Fig. 4.

Fnip1/Fnip2 double-deficient kidneys are identical to Flcn-deficient kidneys. (A) Western blotting shows increased Ppargc1 and phospho-proteins of the AKT-mTOR pathway in Fnip1/Fnip2 double-deficient kidney. Increased phospho-Ulk1 at Ser757, one of the readouts of mTORC1 activity, correlates with the accumulated SQSTM1/p62, normally degraded by autophagy. Mouse Fnip2 protein is not shown because of technical difficulty developing a unique Fnip2 antibody that does not cross-react with mouse Fnip1. Gapdh served as a loading control. n = 3 at 3 wk of age. (B) Immunofluorescence shows increased staining of p-mTOR (S2448) and pS6R (S240/244) in Fnip1/Fnip2 double-deficient kidney relative to control kidney. Nuclei were stained with DAPI (Blue). Representative of three mice at 3 wk of age. (C) Respiratory capacity of isolated mitochondria is increased in Fnip1/Fnip2 double-deficient kidney relative to control kidney. State 3 respiration of complex I and complex II, and complex IV-dependent respiration, were measured by Seahorse XF96 analyzer. Mean ± SD. n = 4 at 3 wk of age. Student t test (two-sided). (D) Electron microscope images show increased mitochondrial mass in Fnip1/Fnip2 double-deficient kidney compared with control kidney. Arrows indicate mitochondria. (Scale bars: 10 μm and 500 nm.) Percentage of mitochondrial area per cell was quantified for the indicated genotypes.

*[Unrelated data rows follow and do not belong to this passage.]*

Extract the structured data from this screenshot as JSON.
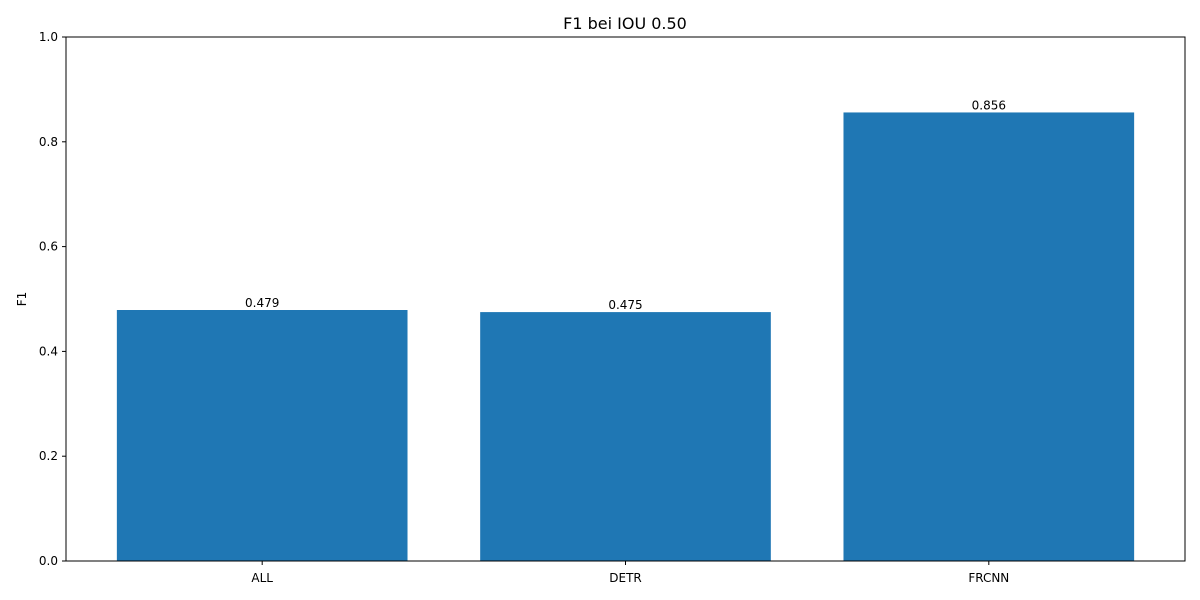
{
  "chart_data": {
    "type": "bar",
    "title": "F1 bei IOU 0.50",
    "xlabel": "",
    "ylabel": "F1",
    "categories": [
      "ALL",
      "DETR",
      "FRCNN"
    ],
    "values": [
      0.479,
      0.475,
      0.856
    ],
    "value_labels": [
      "0.479",
      "0.475",
      "0.856"
    ],
    "ylim": [
      0,
      1.0
    ],
    "yticks": [
      0.0,
      0.2,
      0.4,
      0.6,
      0.8,
      1.0
    ],
    "ytick_labels": [
      "0.0",
      "0.2",
      "0.4",
      "0.6",
      "0.8",
      "1.0"
    ],
    "grid": false,
    "bar_color": "#1f77b4"
  }
}
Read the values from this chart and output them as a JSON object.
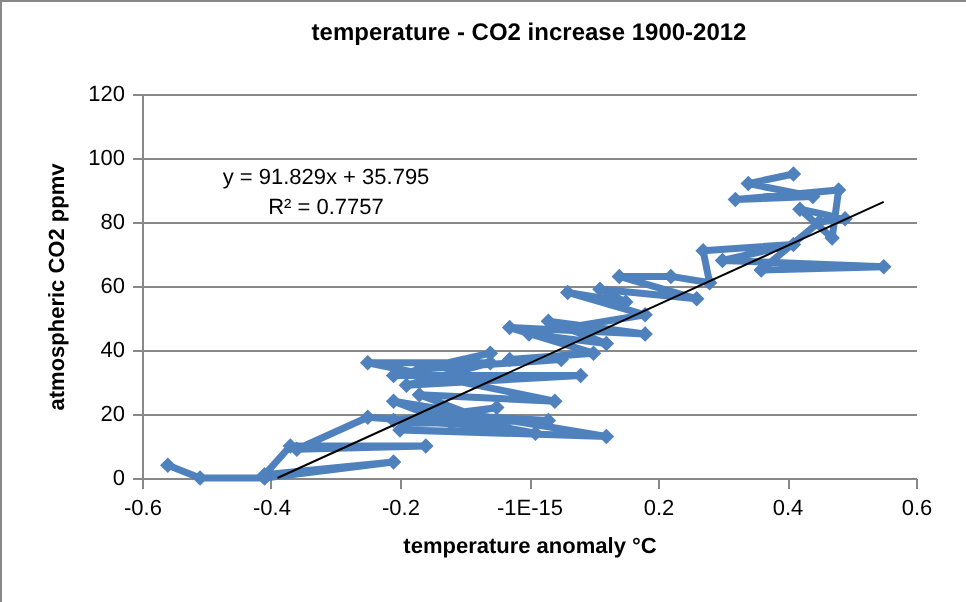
{
  "chart_data": {
    "type": "line",
    "title": "temperature - CO2 increase 1900-2012",
    "xlabel": "temperature anomaly °C",
    "ylabel": "atmospheric CO2 ppmv",
    "xlim": [
      -0.6,
      0.6
    ],
    "xticks": [
      -0.6,
      -0.4,
      -0.2,
      {
        "value": 0,
        "label": "-1E-15"
      },
      0.2,
      0.4,
      0.6
    ],
    "ylim": [
      0,
      120
    ],
    "yticks": [
      0,
      20,
      40,
      60,
      80,
      100,
      120
    ],
    "grid": "y",
    "marker": "diamond",
    "annotations": [
      "y = 91.829x + 35.795",
      "R² = 0.7757"
    ],
    "series": [
      {
        "color": "#4f81bd",
        "x": [
          -0.56,
          -0.51,
          -0.41,
          -0.21,
          -0.41,
          -0.37,
          -0.16,
          -0.36,
          -0.25,
          -0.12,
          -0.21,
          0.12,
          -0.2,
          0.01,
          -0.15,
          0.03,
          -0.19,
          -0.05,
          -0.21,
          -0.04,
          -0.17,
          0.04,
          -0.25,
          -0.06,
          -0.19,
          0.08,
          -0.21,
          -0.06,
          -0.17,
          0.05,
          -0.03,
          0.1,
          -0.03,
          0.18,
          0.03,
          0.12,
          0.0,
          0.18,
          0.06,
          0.15,
          0.11,
          0.26,
          0.14,
          0.22,
          0.28,
          0.27,
          0.41,
          0.3,
          0.55,
          0.36,
          0.45,
          0.49,
          0.42,
          0.47,
          0.48,
          0.32,
          0.44,
          0.34,
          0.41
        ],
        "values": [
          4,
          0,
          0,
          5,
          1,
          10,
          10,
          9,
          19,
          17,
          24,
          13,
          15,
          14,
          20,
          18,
          17,
          22,
          18,
          16,
          26,
          24,
          36,
          36,
          29,
          32,
          32,
          39,
          34,
          37,
          37,
          39,
          47,
          45,
          49,
          42,
          45,
          51,
          58,
          55,
          59,
          56,
          63,
          63,
          61,
          71,
          73,
          68,
          66,
          65,
          80,
          81,
          84,
          75,
          90,
          87,
          88,
          92,
          95
        ]
      },
      {
        "type": "line",
        "color": "#000000",
        "marker": "none",
        "x": [
          -0.39,
          0.55
        ],
        "values": [
          0,
          86.3
        ]
      }
    ]
  }
}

Thirteen cells were evaluated for each genotype. Mean ± SD. Student t test (two-sided). Three weeks of age. (E) The kidney/body weight ratios of 3-wk-old mice with Flcn-deficient, Fnip1/Fnip2 double-deficient, and Flcn/Fnip1/Fnip2 triple-deficient kidneys show no significant differences. Mean ± SD, n = 8 each. Student t test (two-sided). (F) The histologies of kidneys from 3-wk-old Flcn-deficient, Fnip1/Fnip2 double-deficient, and Flcn/Fnip1/Fnip2 triple-deficient mice show no differences. Arrows indicate hyperplastic cells protruding into the cyst lumens that were observed in all of the genotypes. (Scale bars: 1 mm, 50 μm, and 20 μm.)